BEWARE OF CREDENTIAL THEFT
This page describes how employers of illegal labor harvest credentials from the Resumes of job-seeking citizens. Please see a list of my credentials here.
In 2006 Consumer Reports magazine investigated the practice of professional pre-textors, which it described as aggressive, deceptive, completely unregulated, for hire by anyone, for any purpose, including documented murder by private clients.
CR INVESTIGATES: Quick Take.
CR INVESTIGATES: Your privacy for sale.
CR INVESTIGATES: What You Can Do.
The use of employment pretext to acquire personal information is described below as another variation available to this unregulated data-collection business.
With 4.5 million job-seeker ID’s recently stolen from Monster.co.uk, ID theft became a global free-for-all with any Internet job offer or employment pretext.
Cisco on Monday 9/28/2010 warned that crooks have inundated LinkedIn with emails crafted to trick members of the career-oriented service to downloading software that loots bank accounts.
Employer ads on Craigslist solicit recruiting day conventions, to demand drivers license and social security numbers, then refuse employment without several stages of interviews. Sales performance charts in the conference room showed employee ranks with ~90% surnames from latin origin. There was no shortage of social-security numbers and photo-copied drivers licenses from job-seeking citizens, collected under the pretext of employment.

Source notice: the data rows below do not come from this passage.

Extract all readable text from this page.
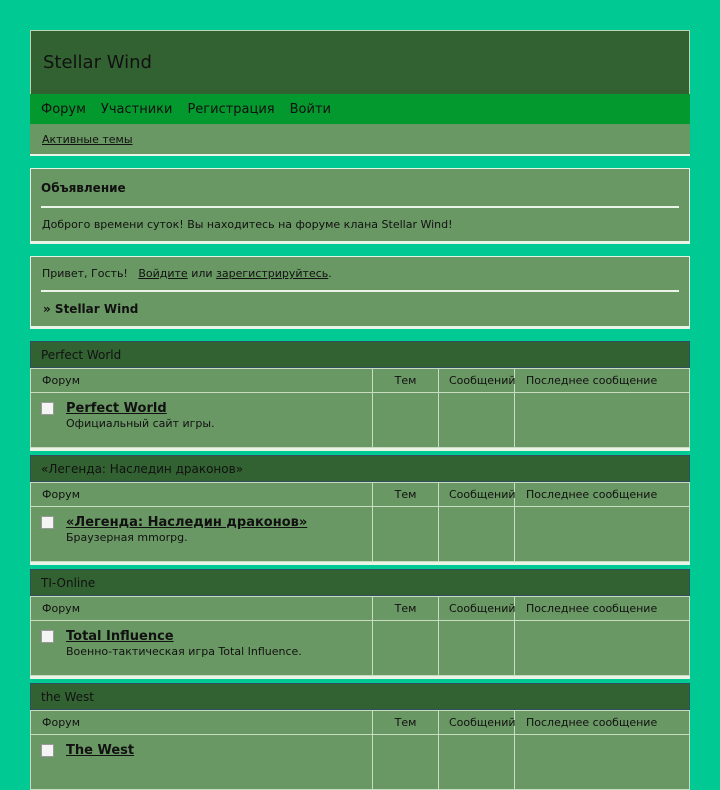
Stellar Wind
Форум Участники Регистрация Войти
Активные темы
Объявление

Доброго времени суток! Вы находитесь на форуме клана Stellar Wind!

Привет, Гость! Войдите или зарегистрируйтесь.

» Stellar Wind
Perfect World
Форум	Тем	Сообщений	Последнее сообщение

Perfect World
Официальный сайт игры.			

«Легенда: Наследин драконов»
Форум	Тем	Сообщений	Последнее сообщение

«Легенда: Наследин драконов»
Браузерная mmorpg.			

TI-Online
Форум	Тем	Сообщений	Последнее сообщение

Total Influence
Военно-тактическая игра Total Influence.			

the West
Форум	Тем	Сообщений	Последнее сообщение

The West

Victims are not always aware of ID theft when it’s carefully used to exploit illegal labor. At the same time the LA Times reported the trend of employment-seeking illegal aliens using stolen social security numbers in 2007, employment agancies were soliciting my credentials from www.caljobs.ca.gov, where my State maintains resumes from prior unemployment recipients, and out-of-work Union members seeking benefits.
The agencies told me they needed workers immediately, and required my application package sent by overnight mail. They explained US form I-9 requires photocopies of Social-Security card, Drivers license, and trade certifications. After sending my documents the employers would stop further contact. My first follow-up call typically discovered project delays, and after my 3rd call about three months later, the agents would claim laborers were running the project.
A key-word search shows ongoing arrests and reports of credentials stolen for illegal workers. National Public Radio reports Federal authorities arresting hundreds of illegal workers with stolen Social-Security numbers in Greeley, Colorado.
After mailing my own credentials three times to agencies that promised to hire me sight unseen, but refused to disclose a jobsite where foreman typically screen documents, this recruiting practice was reported to my State’s Employment Development Dpt. (EDD), which manages the Caljobs web site.
After explaining that prior construction contractors had always collected documents from me personally, at the jobsite location, and that copies of my Social Security card and State’s Electrical certifications were harvested by overnight mail for projects reportedly given to laborers, the Anaheim EDD director claimed the employers in question checked out fine. With no evidence of ID-theft or damages, the director told me no proof existed that registered EDD employers were harvesting my credentials for illegal workers or any other criminal purpose.
When EDD also failed to confirm these agencies had actually hired any job seekers, it was fairly certain to me that posting my personal data at CalJobs and other job boards had been all risk and no reward. These prevailing-wage scams, for construction workers, persist at www.caljobs.ca.gov, but now include a standard WARNING for the nefarious URL registrations.
However, trying to act on alarming reports and arrests in the news, it became clear resumes can’t be deleted at most job boards. CA State law requires employers to keep job-seeker applications for some years, which may explain why IT departments claim this information does not belong to me, and refuse to remove it. Updating data fields with random names and numbers is the only way to remove personal information from fruitless-resume repositories.
A recent twist to working-credential theft is the trillion dollar job stimulus that exempts employers from E-Verify. Here the US congress is seen “refusing to act” for its own job-seeking citizens, when employers would rather exploit illegal labor.
With the highest levels of US Government legislating safe harbor for ID thieves, job-seeking citizens must either surrender requested documents to any employment pretexter, or guard ID numbers with extreme prejudice before the final job interview.